An estimated 28 million Americans, or 12 percent of the U.S. population, suffer from migraines. Adult women are roughly three times more likely to suffer from migraine than men; one in five women experience migraine headaches versus one in twenty men. The condition occurs most commonly between the ages of fifteen to fifty-five, and migraine occurrence seems to diminish with age; adults age eighteen to forty-four were nearly three times as likely to report suffering a migraine or severe headache over the past three months than adults age sixty-five or older.
Migraine is also an expensive disease. A 2006 survey found that migraines cost American health care and business a staggering $24 billion each year. This includes direct medical expenditures for migraine care (i.e., prescription drugs, emergency room care, and inpatient and outpatient treatment) of over $12 billion. In addition, American employers lose another $12 billion each year from employee absences, short-term disability insurance, and workers' compensation claims -- and that doesn't include costs for lost productivity of employees who go to work during a migraine episode.
That cost may be exacerbated by the fact that many people living with migraine do not have adequate prescription drug insurance coverage. In a study of patients who used prescription triptan medication for migraine relief, 42 percent of those surveyed said that their insurance did not cover enough monthly medication to treat their migraine, and 37 percent had not filled a triptan prescription because of the out-of-pocket cost.
During a migraine attack, men and women spend 4.5 hours and 6 hours confined to bed, respectively. Over the course of a year, that translates to about 3.8 bedridden days for men and 5.6 bedridden days for women, and over 112 million bedridden days for the total American migraine population.

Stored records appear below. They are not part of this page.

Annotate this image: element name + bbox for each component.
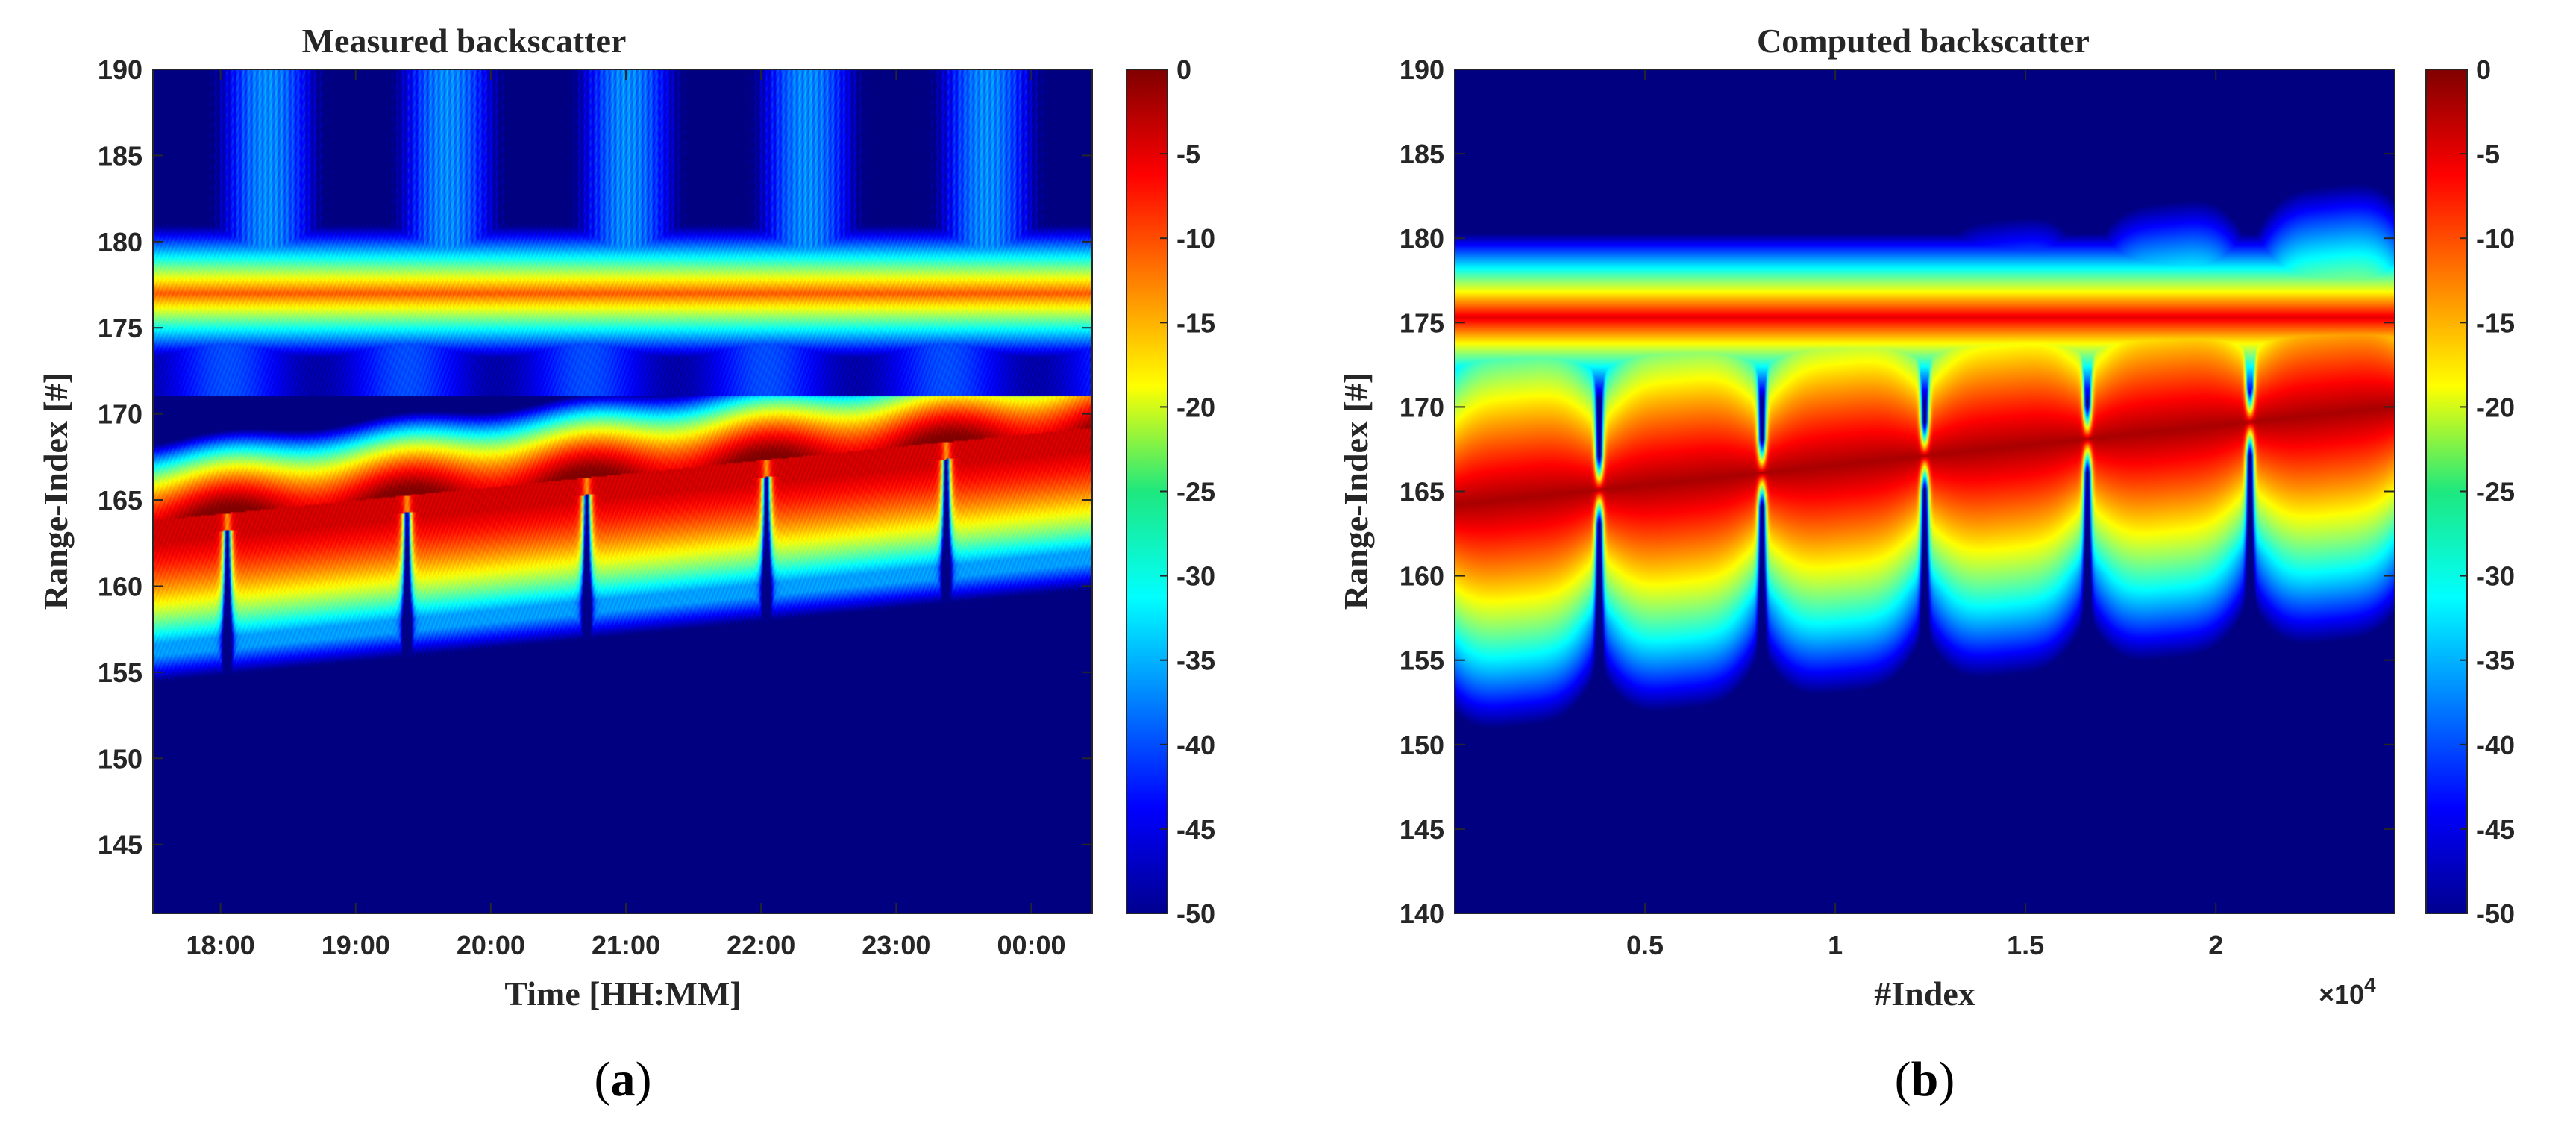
x-exponent-base: ×10: [2319, 979, 2364, 1010]
x-tick-label: 18:00: [187, 930, 255, 960]
colorbar-tick-label: -10: [2476, 223, 2515, 254]
colorbar-tick-label: -20: [2476, 392, 2515, 422]
caption-b-letter: b: [1911, 1052, 1939, 1107]
y-ticks-b: 140 145 150 155 160 165 170 175 180 185 190: [1400, 54, 2395, 929]
y-tick-label: 175: [98, 313, 142, 343]
y-tick-label: 165: [98, 485, 142, 516]
caption-a: (a): [595, 1052, 652, 1107]
x-ticks-b: 0.5 1 1.5 2: [1626, 69, 2223, 960]
colorbar-tick-label: 0: [1176, 54, 1191, 85]
colorbar-tick-label: -50: [1176, 898, 1215, 929]
colorbar-tick-label: 0: [2476, 54, 2491, 85]
y-tick-label: 145: [98, 830, 142, 860]
plot-frame-a: [152, 69, 1093, 914]
colorbar-tick-label: -15: [1176, 307, 1215, 338]
colorbar-tick-label: -35: [1176, 645, 1215, 676]
y-axis-label-b: Range-Index [#]: [1337, 372, 1375, 610]
y-tick-label: 190: [98, 54, 142, 85]
panel-b: Computed backscatter 1401451501551601651…: [1337, 22, 2515, 1013]
colorbar-tick-label: -30: [1176, 561, 1215, 592]
x-axis-label-b: #Index: [1874, 975, 1975, 1013]
caption-b: (b): [1895, 1052, 1955, 1107]
colorbar-tick-label: -25: [2476, 477, 2515, 507]
colorbar-ticks-b: 0 -5 -10 -15 -20 -25 -30 -35 -40 -45 -50: [2460, 54, 2515, 929]
colorbar-tick-label: -50: [2476, 898, 2515, 929]
colorbar-tick-label: -40: [1176, 730, 1215, 760]
colorbar-tick-label: -25: [1176, 477, 1215, 507]
y-tick-label: 185: [98, 140, 142, 171]
x-tick-label: 19:00: [322, 930, 390, 960]
y-ticks-a: 145 150 155 160 165 170 175 180 185 190: [98, 54, 1092, 860]
x-tick-label: 00:00: [997, 930, 1065, 960]
panel-a: Measured backscatter 1451501551601651701…: [37, 22, 1215, 1013]
y-tick-label: 150: [1400, 730, 1444, 760]
x-tick-label: 20:00: [457, 930, 525, 960]
y-tick-label: 170: [98, 399, 142, 430]
y-tick-label: 140: [1400, 898, 1444, 929]
y-tick-label: 180: [98, 227, 142, 257]
x-tick-label: 21:00: [592, 930, 660, 960]
x-tick-label: 23:00: [862, 930, 930, 960]
heatmap-a: [153, 69, 1092, 913]
y-tick-label: 160: [1400, 561, 1444, 592]
panel-a-title: Measured backscatter: [302, 22, 627, 60]
colorbar-tick-label: -15: [2476, 307, 2515, 338]
y-tick-label: 155: [98, 657, 142, 688]
x-tick-label: 2: [2208, 930, 2223, 960]
colorbar-tick-label: -45: [2476, 814, 2515, 845]
heatmap-b: [1455, 69, 2395, 913]
x-axis-exponent-b: ×104: [2319, 973, 2376, 1010]
y-tick-label: 150: [98, 743, 142, 774]
y-tick-label: 175: [1400, 307, 1444, 338]
y-tick-label: 170: [1400, 392, 1444, 422]
colorbar-tick-label: -40: [2476, 730, 2515, 760]
x-tick-label: 22:00: [727, 930, 795, 960]
y-tick-label: 145: [1400, 814, 1444, 845]
y-tick-label: 180: [1400, 223, 1444, 254]
colorbar-tick-label: -10: [1176, 223, 1215, 254]
y-tick-label: 185: [1400, 139, 1444, 169]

Do you know though that migraines can be a symptom of eye problems. Strain on the eye can cause serious headaches which manifest themselves as migraines. This may be due to something like cataracts. If it is a simple procedure commonly known as cataract surgery can correct eye problems and potentially stop migraines happening.
The stereotypes and stigmas associated with migraine may prevent women from seeking help. Historically, headache pain has often been discounted as a legitimate medical condition. Patients may dismiss migraine symptoms as "just a headache" and fail to seek help. The fact that migraine often coexists with mood disorders like depression and anxiety may also contribute to this problem. Migraineurs may hesitate to seek help because of the fear that they'll be considered psychologically unstable or not taken seriously. Research shows, however, that migraine is clearly not a psychiatric or psychological condition -- it is a biological brain disorder.
Some of the fault for the high underdiagnosis rate of migraine lies with the health care provider. Primary care physicians may not be knowledgeable in the diagnosis and treatment of the condition or familiar with the criteria. According to one study, less than half of internal medicine residents and 62 percent of family practice residents consider themselves prepared to treat patients with headache.
Many undiagnosed migraineurs are actually misdiagnosed with other types of headache. One study found that sinus headache was the clinical diagnosis given in 42 percent of migraine cases, and tension headache was the diagnosis in 32 percent of migraine cases. A patient's assertion that they believe they have sinus or tension headaches seemed to be a strong factor in misdiagnosis by doctors.